Comment From: thomasflad

@GregoireW Could this be related to the issue I have here

Comment From: GregoireW

@thomasflad to be 100% you would have to set up a break point on the code I set in the first message and check.

But if you have a text message (can be empty) as response of you call, then no function call would have been made even if gemini ask for it so if you have that... I guess this can be related to your issue.

Comment From: mands

Hitting the same issue, when Gemini returns a text part along with a function call part, only the text part is returned in the AssistantMessage.

The change above does work, but results in dropping the text message afaik. Luckily the core method, VertexAiGeminiChatModel#responseCandidateToGeneration is protected so it's possible to override and provide your own implementation of VertexAiGeminiChatModel.

The following works for me, returning all text and function call parts from a Vertex response,

  @Override
  protected List<Generation> responseCandidateToGeneration(Candidate candidate) {
    // TODO - The candidateIndex (e.g. choice must be assigned to the generation).
    int candidateIndex = candidate.getIndex();
    var candidateFinishReason = candidate.getFinishReason();

    Map<String, Object> messageMetadata = Map.of(
      "candidateIndex", candidateIndex,
      "finishReason", candidateFinishReason
    );

    var chatGenerationMetadata = ChatGenerationMetadata.builder()
      .finishReason(candidateFinishReason.name())
      .build();

    return candidate.getContent().getPartsList().stream().map(part -> {
      AssistantMessage assistantMessage;
      if (part.hasFunctionCall()) {
        FunctionCall functionCall = part.getFunctionCall();
        var functionName = functionCall.getName();
        var functionArguments = structToJson(functionCall.getArgs());
        var assistantToolCalls = new AssistantMessage.ToolCall("", "function", functionName, functionArguments);
        assistantMessage = new AssistantMessage("", messageMetadata, List.of(assistantToolCalls));
      } else {
        assistantMessage = new AssistantMessage(part.getText(), messageMetadata);
      }
      return new Generation(assistantMessage, chatGenerationMetadata);
    }).toList();
  }

Would be great to get this upstream if anyone from the Spring AI team sees it.

Comment From: GregoireW

Your change seems nicer than mine (not too hard ;) ) . but i'm not sure how you get all function call // all texts.

I took your code, and using

        ChatResponse response= ChatClient.create(chatModel)
           .prompt(new Prompt(promptMessage))
           .toolCallbacks(functionCallbacks)
          .call()
          .chatResponse();

the response stil contains 1 generation with the last message, the intermediate generation ( first return, function call, function call response) are not exposed

Comment From: mands

Oh right, I think that may be as I'm doing the tool-calling myself rather than letting the ChatClient handle it (sorry should have mentioned that!).
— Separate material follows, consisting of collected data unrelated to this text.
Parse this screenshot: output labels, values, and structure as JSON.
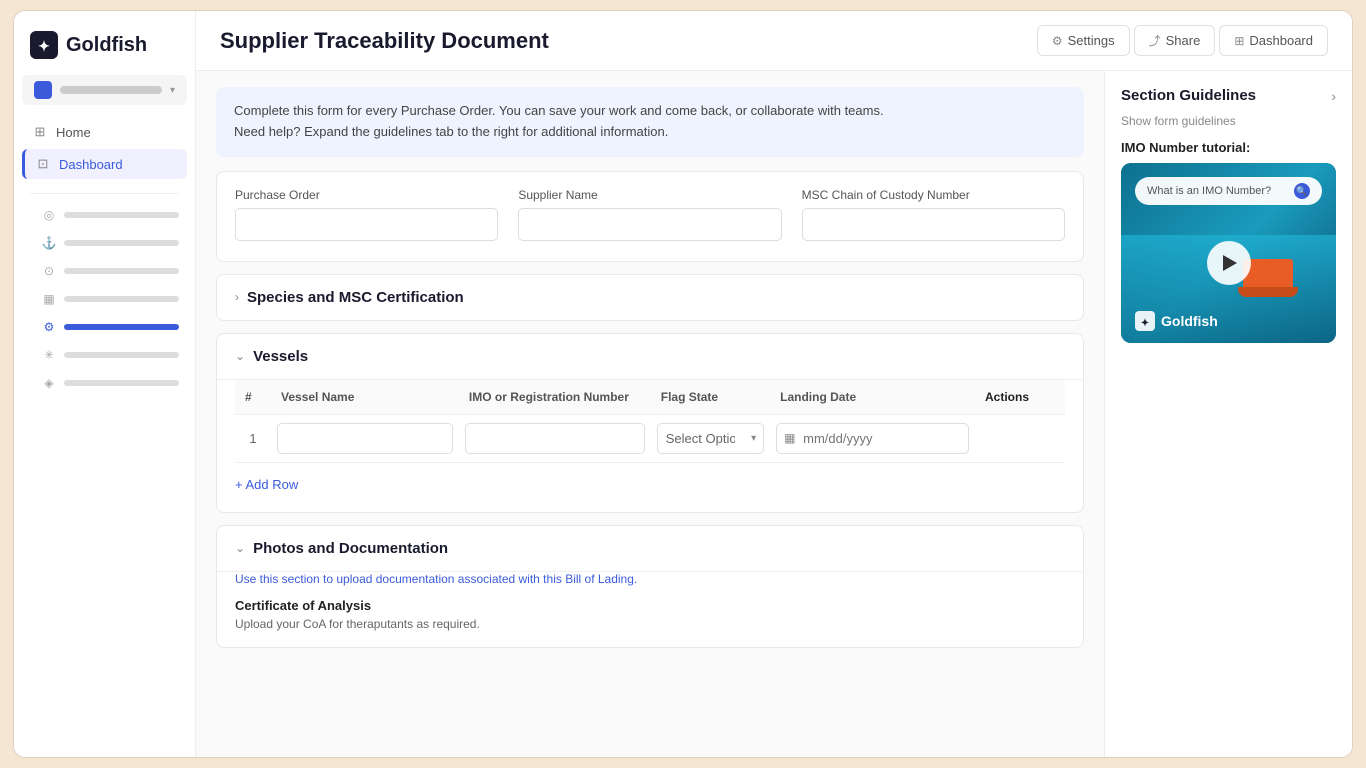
{
  "app": {
    "name": "Goldfish",
    "logo_unicode": "✦"
  },
  "workspace": {
    "placeholder_bars": 3
  },
  "sidebar": {
    "nav_items": [
      {
        "id": "home",
        "label": "Home",
        "icon": "⊞",
        "active": false
      },
      {
        "id": "dashboard",
        "label": "Dashboard",
        "icon": "⊡",
        "active": true
      }
    ],
    "sub_items": [
      {
        "id": "sub1",
        "icon": "◎",
        "active": false
      },
      {
        "id": "sub2",
        "icon": "⚓",
        "active": false
      },
      {
        "id": "sub3",
        "icon": "⊙",
        "active": false
      },
      {
        "id": "sub4",
        "icon": "▦",
        "active": false
      },
      {
        "id": "sub5",
        "icon": "⚙",
        "active": true
      },
      {
        "id": "sub6",
        "icon": "✳",
        "active": false
      },
      {
        "id": "sub7",
        "icon": "◈",
        "active": false
      }
    ]
  },
  "header": {
    "title": "Supplier Traceability Document",
    "toolbar": {
      "settings_label": "Settings",
      "share_label": "Share",
      "dashboard_label": "Dashboard"
    }
  },
  "info_banner": {
    "line1": "Complete this form for every Purchase Order.  You can save your work and come back, or collaborate with teams.",
    "line2": "Need help? Expand the guidelines tab to the right for additional information."
  },
  "basic_fields": {
    "purchase_order": {
      "label": "Purchase Order",
      "placeholder": ""
    },
    "supplier_name": {
      "label": "Supplier Name",
      "placeholder": ""
    },
    "msc_chain": {
      "label": "MSC Chain of Custody Number",
      "placeholder": ""
    }
  },
  "sections": {
    "species": {
      "title": "Species and MSC Certification",
      "expanded": false
    },
    "vessels": {
      "title": "Vessels",
      "expanded": true,
      "table": {
        "columns": {
          "hash": "#",
          "vessel_name": "Vessel Name",
          "imo": "IMO or Registration Number",
          "flag_state": "Flag State",
          "landing_date": "Landing Date",
          "actions": "Actions"
        },
        "rows": [
          {
            "num": "1",
            "vessel_name_value": "",
            "imo_value": "",
            "flag_state_placeholder": "Select Option",
            "landing_date_placeholder": "mm/dd/yyyy"
          }
        ]
      },
      "add_row_label": "+ Add Row"
    },
    "photos": {
      "title": "Photos and Documentation",
      "expanded": true,
      "description": "Use this section to upload documentation associated with this Bill of Lading.",
      "certificate": {
        "title": "Certificate of Analysis",
        "description": "Upload your CoA for theraputants as required."
      }
    }
  },
  "guidelines_panel": {
    "title": "Section Guidelines",
    "show_link": "Show form guidelines",
    "imo_tutorial": {
      "label": "IMO Number tutorial:",
      "search_placeholder": "What is an IMO Number?",
      "logo_text": "Goldfish"
    }
  }
}
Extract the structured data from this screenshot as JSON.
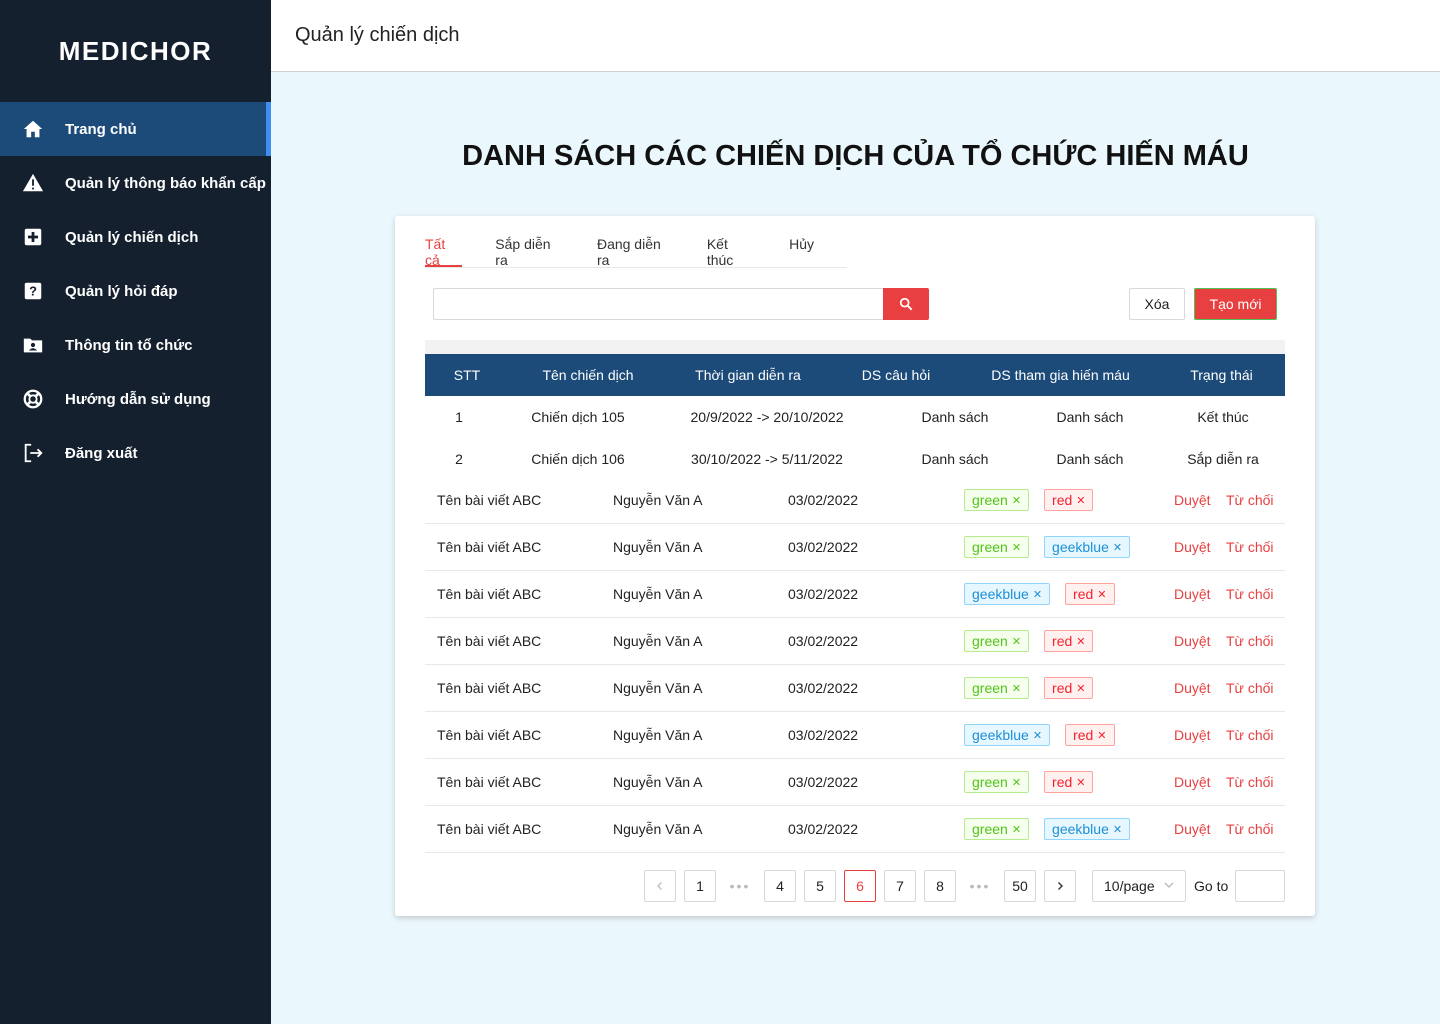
{
  "app": {
    "logo": "MEDICHOR"
  },
  "sidebar": {
    "items": [
      {
        "label": "Trang chủ",
        "icon": "home-icon"
      },
      {
        "label": "Quản lý thông báo khẩn cấp",
        "icon": "warning-icon"
      },
      {
        "label": "Quản lý chiến dịch",
        "icon": "medical-plus-icon"
      },
      {
        "label": "Quản lý hỏi đáp",
        "icon": "question-icon"
      },
      {
        "label": "Thông tin tổ chức",
        "icon": "folder-user-icon"
      },
      {
        "label": "Hướng dẫn sử dụng",
        "icon": "lifebuoy-icon"
      },
      {
        "label": "Đăng xuất",
        "icon": "logout-icon"
      }
    ],
    "active_index": 0
  },
  "header": {
    "title": "Quản lý chiến dịch"
  },
  "page": {
    "heading": "DANH SÁCH CÁC CHIẾN DỊCH CỦA TỔ CHỨC HIẾN MÁU"
  },
  "tabs": [
    "Tất cả",
    "Sắp diễn ra",
    "Đang diễn ra",
    "Kết thúc",
    "Hủy"
  ],
  "active_tab": 0,
  "search": {
    "value": "",
    "placeholder": ""
  },
  "actions": {
    "delete_label": "Xóa",
    "create_label": "Tạo mới"
  },
  "campaign_table": {
    "headers": [
      "STT",
      "Tên chiến dịch",
      "Thời gian diễn ra",
      "DS câu hỏi",
      "DS tham gia hiến máu",
      "Trạng thái"
    ],
    "rows": [
      {
        "stt": "1",
        "name": "Chiến dịch 105",
        "time": "20/9/2022 -> 20/10/2022",
        "questions": "Danh sách",
        "participants": "Danh sách",
        "status": "Kết thúc"
      },
      {
        "stt": "2",
        "name": "Chiến dịch 106",
        "time": "30/10/2022 -> 5/11/2022",
        "questions": "Danh sách",
        "participants": "Danh sách",
        "status": "Sắp diễn ra"
      }
    ]
  },
  "post_table": {
    "approve_label": "Duyệt",
    "reject_label": "Từ chối",
    "rows": [
      {
        "title": "Tên bài viết ABC",
        "author": "Nguyễn Văn A",
        "date": "03/02/2022",
        "tags": [
          "green",
          "red"
        ]
      },
      {
        "title": "Tên bài viết ABC",
        "author": "Nguyễn Văn A",
        "date": "03/02/2022",
        "tags": [
          "green",
          "geekblue"
        ]
      },
      {
        "title": "Tên bài viết ABC",
        "author": "Nguyễn Văn A",
        "date": "03/02/2022",
        "tags": [
          "geekblue",
          "red"
        ]
      },
      {
        "title": "Tên bài viết ABC",
        "author": "Nguyễn Văn A",
        "date": "03/02/2022",
        "tags": [
          "green",
          "red"
        ]
      },
      {
        "title": "Tên bài viết ABC",
        "author": "Nguyễn Văn A",
        "date": "03/02/2022",
        "tags": [
          "green",
          "red"
        ]
      },
      {
        "title": "Tên bài viết ABC",
        "author": "Nguyễn Văn A",
        "date": "03/02/2022",
        "tags": [
          "geekblue",
          "red"
        ]
      },
      {
        "title": "Tên bài viết ABC",
        "author": "Nguyễn Văn A",
        "date": "03/02/2022",
        "tags": [
          "green",
          "red"
        ]
      },
      {
        "title": "Tên bài viết ABC",
        "author": "Nguyễn Văn A",
        "date": "03/02/2022",
        "tags": [
          "green",
          "geekblue"
        ]
      }
    ]
  },
  "pagination": {
    "pages": [
      "1",
      "4",
      "5",
      "6",
      "7",
      "8",
      "50"
    ],
    "current": "6",
    "page_size": "10/page",
    "goto_label": "Go to",
    "goto_value": ""
  },
  "colors": {
    "sidebar_bg": "#14202e",
    "sidebar_active": "#1c4a79",
    "accent_red": "#e84040",
    "table_header": "#1c4a79",
    "page_bg": "#eaf7fc"
  }
}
The docs mention it at https://docs.spring.io/spring-ai/reference/api/tools.html#_user_controlled_tool_execution - my code isn't much different to the code sample provided in the docs.

This way, within my tool-calling loop, I can keep the text output and handle each tool call within the output parts.

However it does start to get quite painful, especially as I use the returnDirect functionality as well. It seems a bit like the core messaging abstraction Spring AI provides doesn't map to Gemini very well.